Pourquoi ? Soudain, il revoit le corps de Marie au milieu de
la rue.
Ses pas l’ont mené instinctivement là où elle est tombée.
Pourquoi cet enfant hurle-t-il ?
Lui aussi a hurlé quand Marie est tombée sous la balle si précise
et si juste du sniper qui l’attendait.
Pourquoi ne lui vient-il que ce mot à la bouche :
horreur ?
Pourquoi, trente-deux ans après, tout semble continuer comme si le
temps s’était remis en marche ?
Il n’est pas revenu pour que tout recommence.
Il est revenu pour faire la paix avec son pays d’origine.
« De l'aube au couchant, il errait
parmi les ombres et les décombres. On aurait dit un fantôme captif de ses ruines. »

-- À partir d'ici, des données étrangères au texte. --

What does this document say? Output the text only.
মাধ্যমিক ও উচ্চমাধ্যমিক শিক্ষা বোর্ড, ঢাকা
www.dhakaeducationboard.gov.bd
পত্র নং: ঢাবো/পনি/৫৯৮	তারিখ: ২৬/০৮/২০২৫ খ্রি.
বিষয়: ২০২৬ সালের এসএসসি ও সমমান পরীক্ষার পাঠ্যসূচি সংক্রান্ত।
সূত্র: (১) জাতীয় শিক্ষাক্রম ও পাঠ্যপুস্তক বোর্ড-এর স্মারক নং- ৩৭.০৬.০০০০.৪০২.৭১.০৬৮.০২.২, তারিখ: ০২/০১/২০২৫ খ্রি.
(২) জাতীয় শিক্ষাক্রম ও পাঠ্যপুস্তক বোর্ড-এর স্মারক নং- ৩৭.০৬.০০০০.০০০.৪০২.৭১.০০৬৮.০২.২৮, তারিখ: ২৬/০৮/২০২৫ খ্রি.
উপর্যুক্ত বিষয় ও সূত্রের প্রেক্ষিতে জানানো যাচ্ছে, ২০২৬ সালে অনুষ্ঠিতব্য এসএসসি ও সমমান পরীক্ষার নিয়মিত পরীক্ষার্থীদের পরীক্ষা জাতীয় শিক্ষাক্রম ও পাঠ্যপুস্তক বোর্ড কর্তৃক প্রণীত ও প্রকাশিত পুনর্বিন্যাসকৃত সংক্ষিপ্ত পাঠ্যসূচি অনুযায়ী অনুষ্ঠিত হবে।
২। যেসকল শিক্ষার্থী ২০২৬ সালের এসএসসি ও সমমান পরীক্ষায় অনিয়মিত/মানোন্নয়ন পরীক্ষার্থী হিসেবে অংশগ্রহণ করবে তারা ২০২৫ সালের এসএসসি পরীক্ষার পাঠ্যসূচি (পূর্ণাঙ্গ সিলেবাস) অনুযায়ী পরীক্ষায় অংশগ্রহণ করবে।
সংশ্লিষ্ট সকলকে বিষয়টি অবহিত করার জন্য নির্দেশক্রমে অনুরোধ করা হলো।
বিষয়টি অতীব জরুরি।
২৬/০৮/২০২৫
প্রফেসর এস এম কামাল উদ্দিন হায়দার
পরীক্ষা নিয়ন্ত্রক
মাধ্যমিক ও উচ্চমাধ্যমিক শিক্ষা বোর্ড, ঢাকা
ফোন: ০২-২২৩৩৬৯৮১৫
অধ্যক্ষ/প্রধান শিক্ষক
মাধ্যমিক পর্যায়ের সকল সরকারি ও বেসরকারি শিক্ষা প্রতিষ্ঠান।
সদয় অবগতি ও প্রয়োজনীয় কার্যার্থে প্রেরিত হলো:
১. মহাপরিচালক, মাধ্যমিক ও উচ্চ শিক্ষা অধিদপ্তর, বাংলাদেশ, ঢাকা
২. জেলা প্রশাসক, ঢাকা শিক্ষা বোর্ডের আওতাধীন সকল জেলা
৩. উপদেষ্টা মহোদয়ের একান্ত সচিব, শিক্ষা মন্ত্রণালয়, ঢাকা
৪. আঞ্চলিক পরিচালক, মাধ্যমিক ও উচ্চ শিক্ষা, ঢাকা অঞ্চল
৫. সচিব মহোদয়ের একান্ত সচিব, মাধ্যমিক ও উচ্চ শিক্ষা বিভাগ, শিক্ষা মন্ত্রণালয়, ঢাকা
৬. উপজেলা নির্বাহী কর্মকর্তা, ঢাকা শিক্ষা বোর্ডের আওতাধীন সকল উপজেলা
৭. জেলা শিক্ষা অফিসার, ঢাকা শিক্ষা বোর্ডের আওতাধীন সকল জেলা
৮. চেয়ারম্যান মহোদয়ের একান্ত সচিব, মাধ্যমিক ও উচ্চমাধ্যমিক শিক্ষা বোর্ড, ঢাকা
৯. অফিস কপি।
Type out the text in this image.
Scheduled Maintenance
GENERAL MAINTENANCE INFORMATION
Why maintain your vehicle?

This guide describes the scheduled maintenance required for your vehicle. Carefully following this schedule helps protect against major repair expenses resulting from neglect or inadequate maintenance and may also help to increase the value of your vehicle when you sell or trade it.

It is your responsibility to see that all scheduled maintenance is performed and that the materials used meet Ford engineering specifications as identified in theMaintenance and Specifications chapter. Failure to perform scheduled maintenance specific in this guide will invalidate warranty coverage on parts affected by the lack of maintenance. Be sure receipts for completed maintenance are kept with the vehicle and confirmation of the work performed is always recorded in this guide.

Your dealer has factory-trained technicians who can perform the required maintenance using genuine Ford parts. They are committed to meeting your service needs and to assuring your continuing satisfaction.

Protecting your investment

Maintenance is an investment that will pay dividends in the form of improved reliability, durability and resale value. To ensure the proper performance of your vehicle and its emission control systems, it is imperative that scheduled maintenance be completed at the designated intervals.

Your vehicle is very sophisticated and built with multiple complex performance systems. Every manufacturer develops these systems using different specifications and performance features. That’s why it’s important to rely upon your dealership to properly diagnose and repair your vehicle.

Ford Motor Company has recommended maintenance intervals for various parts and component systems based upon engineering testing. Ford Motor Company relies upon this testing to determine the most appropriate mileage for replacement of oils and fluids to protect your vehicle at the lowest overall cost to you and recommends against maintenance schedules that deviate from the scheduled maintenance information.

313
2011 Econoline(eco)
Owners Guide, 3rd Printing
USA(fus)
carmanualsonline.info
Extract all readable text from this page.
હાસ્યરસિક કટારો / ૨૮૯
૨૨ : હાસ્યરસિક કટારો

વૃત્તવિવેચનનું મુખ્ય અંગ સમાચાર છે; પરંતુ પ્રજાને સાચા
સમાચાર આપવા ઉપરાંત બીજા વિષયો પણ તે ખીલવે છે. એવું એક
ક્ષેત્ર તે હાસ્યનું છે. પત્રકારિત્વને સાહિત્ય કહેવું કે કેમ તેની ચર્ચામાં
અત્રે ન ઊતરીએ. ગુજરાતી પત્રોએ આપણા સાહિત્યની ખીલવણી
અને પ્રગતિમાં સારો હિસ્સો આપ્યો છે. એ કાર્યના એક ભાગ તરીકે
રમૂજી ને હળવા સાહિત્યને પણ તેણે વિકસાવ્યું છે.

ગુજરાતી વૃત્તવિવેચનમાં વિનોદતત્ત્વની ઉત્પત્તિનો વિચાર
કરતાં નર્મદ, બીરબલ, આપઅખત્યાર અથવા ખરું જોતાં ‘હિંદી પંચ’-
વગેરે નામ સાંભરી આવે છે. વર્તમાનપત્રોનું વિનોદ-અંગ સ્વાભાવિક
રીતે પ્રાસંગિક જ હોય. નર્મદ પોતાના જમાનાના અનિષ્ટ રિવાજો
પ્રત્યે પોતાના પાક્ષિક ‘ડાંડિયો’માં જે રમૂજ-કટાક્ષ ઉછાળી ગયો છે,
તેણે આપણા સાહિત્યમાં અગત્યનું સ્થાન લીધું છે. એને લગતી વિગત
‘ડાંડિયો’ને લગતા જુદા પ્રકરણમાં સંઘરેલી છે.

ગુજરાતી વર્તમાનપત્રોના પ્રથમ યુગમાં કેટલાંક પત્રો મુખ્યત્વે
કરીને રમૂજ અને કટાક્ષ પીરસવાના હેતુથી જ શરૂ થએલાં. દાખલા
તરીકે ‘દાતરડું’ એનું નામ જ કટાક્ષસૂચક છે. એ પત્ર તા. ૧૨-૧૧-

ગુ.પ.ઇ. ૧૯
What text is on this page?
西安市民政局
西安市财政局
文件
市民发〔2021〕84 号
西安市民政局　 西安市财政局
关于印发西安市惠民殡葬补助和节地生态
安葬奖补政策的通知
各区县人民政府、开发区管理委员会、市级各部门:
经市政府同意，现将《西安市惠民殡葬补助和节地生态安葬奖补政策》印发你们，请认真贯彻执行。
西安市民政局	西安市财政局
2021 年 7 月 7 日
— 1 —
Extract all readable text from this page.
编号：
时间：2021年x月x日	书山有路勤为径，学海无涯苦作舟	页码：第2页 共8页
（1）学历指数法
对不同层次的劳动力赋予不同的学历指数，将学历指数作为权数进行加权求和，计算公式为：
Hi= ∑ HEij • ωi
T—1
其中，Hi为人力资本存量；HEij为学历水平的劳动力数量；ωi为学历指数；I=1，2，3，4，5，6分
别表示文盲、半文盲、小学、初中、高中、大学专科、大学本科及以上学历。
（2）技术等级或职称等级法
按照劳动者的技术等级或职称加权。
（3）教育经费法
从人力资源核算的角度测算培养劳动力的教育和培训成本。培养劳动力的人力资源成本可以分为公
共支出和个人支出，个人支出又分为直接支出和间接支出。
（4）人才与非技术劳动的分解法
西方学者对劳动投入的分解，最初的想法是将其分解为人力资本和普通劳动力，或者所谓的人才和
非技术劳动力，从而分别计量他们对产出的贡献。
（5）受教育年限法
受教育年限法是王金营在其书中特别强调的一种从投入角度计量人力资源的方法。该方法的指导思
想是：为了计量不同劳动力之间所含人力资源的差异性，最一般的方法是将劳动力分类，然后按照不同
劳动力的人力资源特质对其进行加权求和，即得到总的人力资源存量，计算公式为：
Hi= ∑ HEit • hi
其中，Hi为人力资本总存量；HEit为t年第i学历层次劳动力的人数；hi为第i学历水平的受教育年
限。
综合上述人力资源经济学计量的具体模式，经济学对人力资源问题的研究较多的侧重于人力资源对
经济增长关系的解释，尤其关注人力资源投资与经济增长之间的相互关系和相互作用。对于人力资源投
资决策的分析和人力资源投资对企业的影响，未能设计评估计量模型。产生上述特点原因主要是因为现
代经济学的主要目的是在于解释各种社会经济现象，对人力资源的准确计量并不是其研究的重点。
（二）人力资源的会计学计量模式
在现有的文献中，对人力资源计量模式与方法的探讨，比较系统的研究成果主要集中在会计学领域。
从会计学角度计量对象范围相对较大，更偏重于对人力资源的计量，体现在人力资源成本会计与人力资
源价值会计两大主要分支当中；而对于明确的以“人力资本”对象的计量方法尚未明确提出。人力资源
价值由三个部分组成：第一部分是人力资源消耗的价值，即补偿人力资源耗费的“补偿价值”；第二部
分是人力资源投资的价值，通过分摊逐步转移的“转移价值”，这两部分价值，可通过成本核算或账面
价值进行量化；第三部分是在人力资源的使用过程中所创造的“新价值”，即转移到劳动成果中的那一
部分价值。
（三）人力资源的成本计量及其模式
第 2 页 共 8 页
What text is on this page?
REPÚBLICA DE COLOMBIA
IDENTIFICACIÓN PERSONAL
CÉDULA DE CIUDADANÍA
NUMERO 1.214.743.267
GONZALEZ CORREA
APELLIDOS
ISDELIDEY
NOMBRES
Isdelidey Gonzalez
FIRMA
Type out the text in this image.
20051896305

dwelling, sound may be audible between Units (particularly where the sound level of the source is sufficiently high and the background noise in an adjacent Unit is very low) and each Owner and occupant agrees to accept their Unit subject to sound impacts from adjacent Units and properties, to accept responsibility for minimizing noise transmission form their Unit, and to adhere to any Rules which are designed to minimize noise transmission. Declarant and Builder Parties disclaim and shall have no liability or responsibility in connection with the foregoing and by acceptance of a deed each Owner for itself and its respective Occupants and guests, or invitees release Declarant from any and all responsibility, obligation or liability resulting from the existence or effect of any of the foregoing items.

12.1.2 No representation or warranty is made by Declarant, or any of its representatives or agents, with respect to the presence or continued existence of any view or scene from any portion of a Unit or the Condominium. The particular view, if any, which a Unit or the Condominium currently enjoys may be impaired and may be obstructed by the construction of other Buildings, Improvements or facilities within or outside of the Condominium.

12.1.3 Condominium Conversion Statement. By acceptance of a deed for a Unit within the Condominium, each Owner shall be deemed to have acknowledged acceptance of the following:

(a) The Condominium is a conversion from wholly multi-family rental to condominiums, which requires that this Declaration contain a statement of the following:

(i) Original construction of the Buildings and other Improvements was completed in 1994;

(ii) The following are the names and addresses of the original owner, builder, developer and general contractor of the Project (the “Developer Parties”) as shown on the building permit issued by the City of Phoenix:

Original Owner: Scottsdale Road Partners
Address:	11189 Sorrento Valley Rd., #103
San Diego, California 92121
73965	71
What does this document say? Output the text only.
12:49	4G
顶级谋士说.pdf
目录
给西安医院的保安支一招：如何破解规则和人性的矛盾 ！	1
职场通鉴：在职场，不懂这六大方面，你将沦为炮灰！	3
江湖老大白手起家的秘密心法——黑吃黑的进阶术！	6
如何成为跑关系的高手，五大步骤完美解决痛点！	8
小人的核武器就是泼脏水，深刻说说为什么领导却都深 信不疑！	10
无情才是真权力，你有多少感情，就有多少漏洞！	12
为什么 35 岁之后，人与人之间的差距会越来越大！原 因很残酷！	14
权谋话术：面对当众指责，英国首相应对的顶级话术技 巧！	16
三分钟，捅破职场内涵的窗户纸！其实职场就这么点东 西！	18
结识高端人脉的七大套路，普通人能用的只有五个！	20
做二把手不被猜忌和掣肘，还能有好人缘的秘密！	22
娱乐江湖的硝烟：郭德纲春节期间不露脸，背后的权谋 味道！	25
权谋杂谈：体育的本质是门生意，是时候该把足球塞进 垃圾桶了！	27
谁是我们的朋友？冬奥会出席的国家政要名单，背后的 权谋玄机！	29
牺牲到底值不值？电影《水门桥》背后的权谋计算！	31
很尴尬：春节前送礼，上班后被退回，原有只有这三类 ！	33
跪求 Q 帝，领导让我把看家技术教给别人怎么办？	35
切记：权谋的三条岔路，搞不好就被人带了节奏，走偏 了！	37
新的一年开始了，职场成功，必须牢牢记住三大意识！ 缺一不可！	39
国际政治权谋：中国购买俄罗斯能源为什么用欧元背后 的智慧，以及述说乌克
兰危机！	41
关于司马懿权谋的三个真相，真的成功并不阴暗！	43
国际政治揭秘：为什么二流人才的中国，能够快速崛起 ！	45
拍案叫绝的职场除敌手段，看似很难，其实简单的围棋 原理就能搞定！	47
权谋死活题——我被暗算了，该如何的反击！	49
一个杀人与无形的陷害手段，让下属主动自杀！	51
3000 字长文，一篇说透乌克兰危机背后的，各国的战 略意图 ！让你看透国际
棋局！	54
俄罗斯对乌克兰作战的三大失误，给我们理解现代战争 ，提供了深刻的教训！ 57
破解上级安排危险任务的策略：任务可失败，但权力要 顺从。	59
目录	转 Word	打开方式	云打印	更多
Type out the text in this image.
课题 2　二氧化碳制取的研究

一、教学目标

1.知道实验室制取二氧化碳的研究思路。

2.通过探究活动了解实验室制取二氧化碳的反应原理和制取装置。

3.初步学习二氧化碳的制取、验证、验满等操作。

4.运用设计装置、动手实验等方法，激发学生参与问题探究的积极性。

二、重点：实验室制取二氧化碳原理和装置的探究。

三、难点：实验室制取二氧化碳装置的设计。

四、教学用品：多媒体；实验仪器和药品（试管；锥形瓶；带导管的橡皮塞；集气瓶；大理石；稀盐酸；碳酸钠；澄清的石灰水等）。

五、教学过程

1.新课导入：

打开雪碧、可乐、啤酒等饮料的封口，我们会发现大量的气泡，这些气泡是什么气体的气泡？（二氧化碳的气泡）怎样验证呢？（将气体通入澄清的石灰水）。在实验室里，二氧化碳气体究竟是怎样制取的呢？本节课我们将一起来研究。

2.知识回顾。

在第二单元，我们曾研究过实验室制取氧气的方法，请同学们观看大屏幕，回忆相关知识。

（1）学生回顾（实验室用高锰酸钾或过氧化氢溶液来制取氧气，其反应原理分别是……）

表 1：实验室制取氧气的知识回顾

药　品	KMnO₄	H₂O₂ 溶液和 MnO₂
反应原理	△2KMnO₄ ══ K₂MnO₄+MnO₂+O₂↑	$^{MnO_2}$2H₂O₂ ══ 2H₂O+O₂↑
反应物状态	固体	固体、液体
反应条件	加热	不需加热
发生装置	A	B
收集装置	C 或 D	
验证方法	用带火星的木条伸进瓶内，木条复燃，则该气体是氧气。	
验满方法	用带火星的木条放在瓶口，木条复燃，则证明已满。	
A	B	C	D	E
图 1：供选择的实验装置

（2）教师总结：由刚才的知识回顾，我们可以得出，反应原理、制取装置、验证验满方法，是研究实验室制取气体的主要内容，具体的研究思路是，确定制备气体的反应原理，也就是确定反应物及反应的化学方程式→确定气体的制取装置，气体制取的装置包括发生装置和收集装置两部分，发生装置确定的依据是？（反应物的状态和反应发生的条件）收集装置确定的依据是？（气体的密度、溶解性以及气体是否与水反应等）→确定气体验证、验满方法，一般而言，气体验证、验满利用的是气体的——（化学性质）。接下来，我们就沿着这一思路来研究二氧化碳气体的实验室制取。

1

Il voulait juste dire à Marie qu’il avait trouvé presque la paix
là-bas en France.
Il voulait juste lui parler de Guili, son fils.
Guili a tout juste mon âge, tu sais, Maman, l’âge où tu m’as
abandonné.
Maman !
Il hurle.
Il n’avait jamais plus dit ce mot Maman pour elle qui dans ses
souvenirs restait Marie.
Mais là, parmi les ombres et les décombres, c’est le seul mot qui
vient Maman !
Il hurle Maman ! Maman !
Il veut faire reculer l’horreur.
Il voulait juste lui faire voir une photo de Guili, sa joie.
« De l'aube au couchant, il errait
parmi les ombres et les décombres. On aurait dit un fantôme captif de ses ruines. »
Danielle Masson
Le vendredi 5 avril 2013
Afin de lire l'ensemble des échanges de ce mois, la liste des vases communicants est accessible au rendez-vous des vases grâce à la généreuse attention de Brigitte Célérier.
C'est assez étonnant cette inspiration qui vient à partir d'un phrase... inattendue ! C'est vrai, pour le texte de Danielle, comme pour celui de Laure que Danielle publie en écho.